Publication: Terrorism Focus Volume: 2 Issue: 9

Recent developments in Mauritania, including an alleged crackdown on Islamist GSPC linked rebels, are neither encouraging for the United States in the war on terror nor, as is claimed, an indicator of future political stability in that country. On April 28 the government at Nouakchott claimed to have arrested the leaders of a terrorist cell linked to al-Qaeda. According to a government statement, those arrested are allegedly from the Group Salafiste pour la Prédiction et le Combat (GSPC) that has operated in Algeria for over a decade.

The events are of significance to a country that is becoming of importance to the United States, both for its recently discovered oil reserves and for its role in the war on terror, particularly since the launch in 2004 of the Pan-Sahel initiative to strengthen the anti-terrorist capacity of regional security forces. The recent announcement taps into fears that al-Qaeda is setting up cells in African states whose weak political and economic infrastructures leave them vulnerable, and chimes in with U.S. Defense officials’ concerns about the GSPC’s recruiting in the region. The arrest of up to 18 suspects follows news from a few weeks ago of 20 Mauritanians departing to train in guerrilla camps in the remote southern Algerian desert. Seven have since been arrested on their return to Mauritania. Current investigations, reported by the Mauritanian online publication Akhbar Nouakchot, are unearthing what appear to be the beginnings of a jihadist network — training and dispatching mujahidin abroad and financing the ideological instruction of jihadist imams to develop the movement’s propaganda and recruitment activities [www.mapeci.com].

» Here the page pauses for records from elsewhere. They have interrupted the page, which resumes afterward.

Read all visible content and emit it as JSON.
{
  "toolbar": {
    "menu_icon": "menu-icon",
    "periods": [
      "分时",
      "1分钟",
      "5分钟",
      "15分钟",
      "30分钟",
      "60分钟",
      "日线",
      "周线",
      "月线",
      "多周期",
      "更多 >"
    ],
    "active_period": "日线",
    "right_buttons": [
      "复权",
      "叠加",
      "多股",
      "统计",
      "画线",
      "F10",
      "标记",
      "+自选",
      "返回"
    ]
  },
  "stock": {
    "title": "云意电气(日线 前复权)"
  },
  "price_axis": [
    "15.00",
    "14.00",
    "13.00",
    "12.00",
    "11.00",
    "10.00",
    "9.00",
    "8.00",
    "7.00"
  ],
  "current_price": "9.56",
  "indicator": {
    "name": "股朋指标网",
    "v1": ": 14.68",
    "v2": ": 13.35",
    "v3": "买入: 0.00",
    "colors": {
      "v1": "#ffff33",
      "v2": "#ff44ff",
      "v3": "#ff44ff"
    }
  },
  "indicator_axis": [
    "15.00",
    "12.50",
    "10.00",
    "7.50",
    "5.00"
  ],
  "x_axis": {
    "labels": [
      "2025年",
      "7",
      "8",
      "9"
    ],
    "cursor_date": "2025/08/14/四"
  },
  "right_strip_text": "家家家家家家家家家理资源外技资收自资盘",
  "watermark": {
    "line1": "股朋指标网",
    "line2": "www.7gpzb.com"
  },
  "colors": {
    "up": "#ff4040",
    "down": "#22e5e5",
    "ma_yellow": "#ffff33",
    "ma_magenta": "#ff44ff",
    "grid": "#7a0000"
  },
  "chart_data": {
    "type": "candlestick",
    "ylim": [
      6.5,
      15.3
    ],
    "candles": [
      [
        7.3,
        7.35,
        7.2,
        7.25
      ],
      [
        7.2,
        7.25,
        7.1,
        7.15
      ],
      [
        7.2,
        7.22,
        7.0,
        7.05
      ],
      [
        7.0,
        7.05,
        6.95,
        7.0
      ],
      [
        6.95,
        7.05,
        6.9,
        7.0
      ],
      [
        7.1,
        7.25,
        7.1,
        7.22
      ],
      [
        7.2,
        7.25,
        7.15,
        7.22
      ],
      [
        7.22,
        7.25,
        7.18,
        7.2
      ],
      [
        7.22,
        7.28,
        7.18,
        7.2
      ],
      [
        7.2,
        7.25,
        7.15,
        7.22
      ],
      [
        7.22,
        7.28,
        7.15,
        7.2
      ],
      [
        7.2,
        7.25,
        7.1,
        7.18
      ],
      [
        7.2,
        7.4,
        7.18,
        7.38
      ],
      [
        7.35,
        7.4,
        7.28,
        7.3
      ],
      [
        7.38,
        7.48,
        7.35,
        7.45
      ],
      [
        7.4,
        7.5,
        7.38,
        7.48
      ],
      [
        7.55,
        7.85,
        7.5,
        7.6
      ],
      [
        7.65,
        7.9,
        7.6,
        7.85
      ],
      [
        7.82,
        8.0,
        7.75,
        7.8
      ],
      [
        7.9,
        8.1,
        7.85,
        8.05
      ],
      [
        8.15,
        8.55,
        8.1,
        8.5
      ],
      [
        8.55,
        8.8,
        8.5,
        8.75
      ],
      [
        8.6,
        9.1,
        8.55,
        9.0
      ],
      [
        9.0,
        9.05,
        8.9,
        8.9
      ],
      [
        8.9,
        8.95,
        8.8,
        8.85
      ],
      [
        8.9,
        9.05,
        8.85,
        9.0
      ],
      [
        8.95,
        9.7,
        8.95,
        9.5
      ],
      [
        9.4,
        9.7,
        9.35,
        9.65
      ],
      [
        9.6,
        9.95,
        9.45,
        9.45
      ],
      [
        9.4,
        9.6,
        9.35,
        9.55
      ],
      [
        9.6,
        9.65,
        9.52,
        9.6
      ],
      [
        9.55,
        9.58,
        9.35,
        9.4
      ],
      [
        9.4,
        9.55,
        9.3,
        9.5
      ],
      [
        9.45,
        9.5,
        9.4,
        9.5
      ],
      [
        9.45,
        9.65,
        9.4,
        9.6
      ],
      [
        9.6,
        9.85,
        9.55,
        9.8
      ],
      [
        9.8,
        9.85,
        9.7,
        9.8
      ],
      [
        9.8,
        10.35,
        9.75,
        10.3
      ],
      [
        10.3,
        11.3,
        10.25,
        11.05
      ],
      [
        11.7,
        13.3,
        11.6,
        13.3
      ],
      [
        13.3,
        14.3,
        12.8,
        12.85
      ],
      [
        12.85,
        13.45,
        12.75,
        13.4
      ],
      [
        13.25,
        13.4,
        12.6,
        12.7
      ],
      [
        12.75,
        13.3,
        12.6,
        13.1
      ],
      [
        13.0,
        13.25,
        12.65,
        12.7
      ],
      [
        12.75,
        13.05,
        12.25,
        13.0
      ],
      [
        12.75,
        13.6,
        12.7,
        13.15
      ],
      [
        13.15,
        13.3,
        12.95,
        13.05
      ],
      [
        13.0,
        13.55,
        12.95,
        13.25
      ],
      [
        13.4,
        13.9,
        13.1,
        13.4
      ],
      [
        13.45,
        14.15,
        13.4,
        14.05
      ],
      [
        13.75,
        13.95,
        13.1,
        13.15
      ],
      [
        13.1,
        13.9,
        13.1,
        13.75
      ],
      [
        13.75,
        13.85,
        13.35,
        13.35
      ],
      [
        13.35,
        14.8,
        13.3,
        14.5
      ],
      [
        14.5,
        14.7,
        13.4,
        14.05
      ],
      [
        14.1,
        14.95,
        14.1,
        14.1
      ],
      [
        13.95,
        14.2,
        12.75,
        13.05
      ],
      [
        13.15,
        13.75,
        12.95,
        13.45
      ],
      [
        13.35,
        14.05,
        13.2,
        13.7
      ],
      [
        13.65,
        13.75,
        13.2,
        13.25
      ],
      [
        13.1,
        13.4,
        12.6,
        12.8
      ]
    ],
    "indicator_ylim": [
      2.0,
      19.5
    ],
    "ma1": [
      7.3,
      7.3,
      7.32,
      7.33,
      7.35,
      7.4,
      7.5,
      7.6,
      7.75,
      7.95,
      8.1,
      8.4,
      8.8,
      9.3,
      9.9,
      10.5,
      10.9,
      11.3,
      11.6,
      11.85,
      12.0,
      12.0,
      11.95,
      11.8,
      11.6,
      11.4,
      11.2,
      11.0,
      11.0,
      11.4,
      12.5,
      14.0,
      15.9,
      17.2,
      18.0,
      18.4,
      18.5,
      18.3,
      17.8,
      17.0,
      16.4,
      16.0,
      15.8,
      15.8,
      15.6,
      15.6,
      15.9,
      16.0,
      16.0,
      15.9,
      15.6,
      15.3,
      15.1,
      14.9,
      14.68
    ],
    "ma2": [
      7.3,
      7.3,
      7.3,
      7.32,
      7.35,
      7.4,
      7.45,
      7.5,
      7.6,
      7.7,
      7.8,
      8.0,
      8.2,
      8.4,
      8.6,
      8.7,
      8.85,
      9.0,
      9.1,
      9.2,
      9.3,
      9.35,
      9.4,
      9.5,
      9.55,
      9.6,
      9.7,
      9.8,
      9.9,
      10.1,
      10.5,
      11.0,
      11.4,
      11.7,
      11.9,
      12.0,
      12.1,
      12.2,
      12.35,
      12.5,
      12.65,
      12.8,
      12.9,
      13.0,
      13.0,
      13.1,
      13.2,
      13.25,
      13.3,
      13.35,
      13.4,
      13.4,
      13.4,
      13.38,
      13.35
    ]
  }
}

But Mauritania’s political opposition dubbed the ‘terrorist arrests’ a ploy to crack down on Islamist political opposition, as it has done in the past. A reputed wanted list of 70 suspects also includes the political figures Shaikh Muhammad al-Hasan Ould Eldedou, and Professor Al-Mukhtar Ould Muhammad Musa, implicated in a failed coup in June 2004 and released earlier this year (Terrorism Focus Volume 1 Issue 9). Islamists rejected the connection with the GSPC as fanciful, arguing, according to Akhbar Nouakchott, that just about the only thing linking them with salafist jihadist organizations is the sporting of beards [www.mapeci.com]. The announcement instead is put down to an attempt to strengthen ties with the United States and prepare the ground for the visit by Israeli Prime Minister Ariel Sharon to Nouakchott in the first week of May.

The purge appears closely connected to the increasing isolation of Mauritania’s government from its public opinion. President Maaouiya Ould Taya’s foreign policy stands out in marked relief from all other Arab states for its establishment in 1999 of full diplomatic relations with Israel. This and Mauritania’s stridently pro-US policy have alienated its public on Arab patriotism grounds. Its overt secularism antagonizes the Islamist tendency. A protest on May 2 at Sharon’s visit held by hundreds of Islamists ended peacefully enough, but President Ould Taya’s high-risk political intimidation policy may end up giving more flesh to the spectre of violence.